Learning to read sheet music doesn't happen in a week, much less a day. Maybe the easiest songs and ones that you can learn by ear, but reading music takes time.
First thing you should notice on the music is the 5 lines (staff) with a Trebble Clef on it. Treble Clefs are used for female voices. ( the thing that sort of looks like a cursive s or &)
The backwards "c" thing is called a Bass Clef. This is used for male voices.
The staff lines are filled with notes. The higher the note, the higher the pitch. The lower the note, the lower the pitch.
On the staff, there are letter names for each line and space. The order is your basic first 7 letters of the alphabet, and then you repeat. ABCDEFG is the order
Ignoring the sharp signs (#), the time signature (3/4) tells you how many beats are in a measure. Just look at the top number and leave the bottom alone. In this example, there are 3 beats.
Bar lines section off a measure.
The next step is learning flats an sharps. This is the most time taking step that has the most questions of all. I'm will try to make it simple. Please refer back to this page for help.
Flats and sharps tell you what key you're in and affects the music greatly. The key can change the song from major to miner or the other way around.

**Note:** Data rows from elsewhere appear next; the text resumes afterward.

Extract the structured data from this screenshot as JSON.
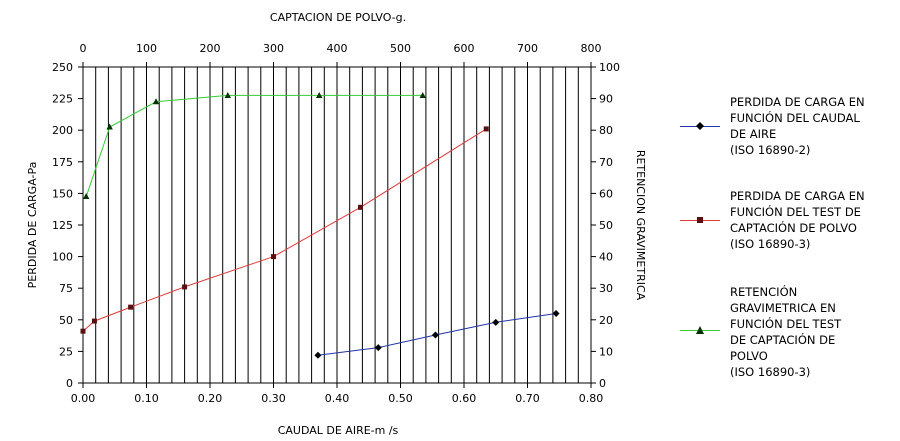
{
  "chart_data": {
    "type": "line",
    "title": "",
    "xlabel": "CAUDAL DE AIRE-m /s",
    "x2label": "CAPTACION DE POLVO-g.",
    "ylabel": "PERDIDA DE CARGA-Pa",
    "y2label": "RETENCION GRAVIMETRICA",
    "xlim": [
      0,
      0.8
    ],
    "x2lim": [
      0,
      800
    ],
    "ylim": [
      0,
      250
    ],
    "y2lim": [
      0,
      100
    ],
    "xticks": [
      "0.00",
      "0.10",
      "0.20",
      "0.30",
      "0.40",
      "0.50",
      "0.60",
      "0.70",
      "0.80"
    ],
    "x2ticks": [
      "0",
      "100",
      "200",
      "300",
      "400",
      "500",
      "600",
      "700",
      "800"
    ],
    "yticks": [
      "0",
      "25",
      "50",
      "75",
      "100",
      "125",
      "150",
      "175",
      "200",
      "225",
      "250"
    ],
    "y2ticks": [
      "0",
      "10",
      "20",
      "30",
      "40",
      "50",
      "60",
      "70",
      "80",
      "90",
      "100"
    ],
    "grid": "vertical",
    "legend_position": "right",
    "series": [
      {
        "name": "PERDIDA DE CARGA EN\nFUNCIÓN DEL CAUDAL\nDE AIRE\n(ISO 16890-2)",
        "x_axis": "bottom",
        "y_axis": "left",
        "color": "#2233aa",
        "marker": "diamond",
        "x": [
          0.37,
          0.465,
          0.555,
          0.65,
          0.745
        ],
        "y": [
          22,
          28,
          38,
          48,
          55
        ]
      },
      {
        "name": "PERDIDA DE CARGA EN\nFUNCIÓN DEL TEST DE\nCAPTACIÓN DE POLVO\n(ISO 16890-3)",
        "x_axis": "top",
        "y_axis": "left",
        "color": "#e03c3c",
        "marker": "square",
        "x": [
          0,
          18,
          75,
          160,
          300,
          437,
          635
        ],
        "y": [
          41,
          49,
          60,
          76,
          100,
          139,
          201
        ]
      },
      {
        "name": "RETENCIÓN\nGRAVIMETRICA EN\nFUNCIÓN DEL TEST\nDE CAPTACIÓN DE\nPOLVO\n(ISO 16890-3)",
        "x_axis": "top",
        "y_axis": "right",
        "color": "#33cc33",
        "marker": "triangle",
        "x": [
          5,
          42,
          115,
          228,
          372,
          535
        ],
        "y": [
          59,
          81,
          89,
          91,
          91,
          91
        ]
      }
    ]
  }
}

The two easiest keys are F and G.
Before we get to learning them, the order of sharps and flats are- Sharps: BEADGCF Flats: FCGDAEB A way to remember the orders are (the ways my choir teacher taught me)...
Flats-Fat Cats Go Down Alleys Eating Babies Sharps-BEAD Go Catch Flies You only have to remember one because they are the same order, just reverse. You could use anything to remember it.
This is the basic order of the notes (click to enlarge and zoom out to make sure you see all letters). If you are singing, the sharps and flats will affect where your "do" is.
You will notice that as you add on sharps/ flats they start to make a line of triangles. Do NOT think that they are forming parallelograms, it will mess you up.
Sharps mean that you are making the key higher, flats mean that you are lowering it. The two basic keys, F and G are made with one flat (F)/ one sharp(G).
In this picture you can see that it is in the key of F, there are 4 beats in a measure, and a two beat rest. The only flat that is in the key of F is on the B line. (This is just music common sense.)
For a rest there is no sound and it is just beats of silence. A rest still must be counted as a beat in the time signature. It takes up space in the measure.
This may be one of the most questionable parts, but there isn't much reason for key of F only having one flat on the B LINE. There IS a reason for almost all the other keys except for F and C (flat).
This is the key of G. There IS reason to why the sharp is on the F line, sharping the F. The sharps method is...
1) Look at where the sharp is 2) identify what note it rests on 3) GO UP ONE NOTE (using your order of sharps) 4) whatever note you landed on IS the key you are in. *if you go 1 up from F, it is G*
There is not a reason like this for F or C. Well, there may be one that the maker of music created that you may learn in music theory. (Please comment if you know).
The key of C has absolutely NO FLATS OR SHARPS. You may also learn that on music theory (I'm not in it).
If you've gotten a little confused along the way here is a refresher. To find the notes on a line, the order is ABCDEFG repeat. It does not go to H. A starts on the second space, B is the line up, etc
No matter what, abcdefg & repeat will always be in the same order. The key signature (sharps/flats) moves the notes/pitches up and down the set of 5 lines. They stay in the same order.
Now that you know how to use keys signatures and figure out notes, let's move onto the actual notes. There are several different types of notes. Notes are what fill the measures and tell the pitch.
A quarter note is worth a 1 whole beat in a measure.
This is what a half note looks like. It is worth 2 beats and is bigger than a whole note.
An eighth note is half of a quarter note and is smaller. You might get this confused with an actual half note. A half note is not half the length, it is double.
Eighth notes that are paired look like this. When you are counting the rhythm, you will count the second one as an "and".
A quarter rest is 1 while beat of nothing. Just like the quarter note, except no sound.
This is the basic structure of the notes. Hopefully this will help you understand a bit more.
The whole note looks a little funny but it is worth 4 beats. It completes a while measure.
I could get into more details but then this guide would be way too long. I hope you understand the basic rhythm, keys, notes, etc.
I am not a professional so feedback is welcomed! I am ready for any improvement!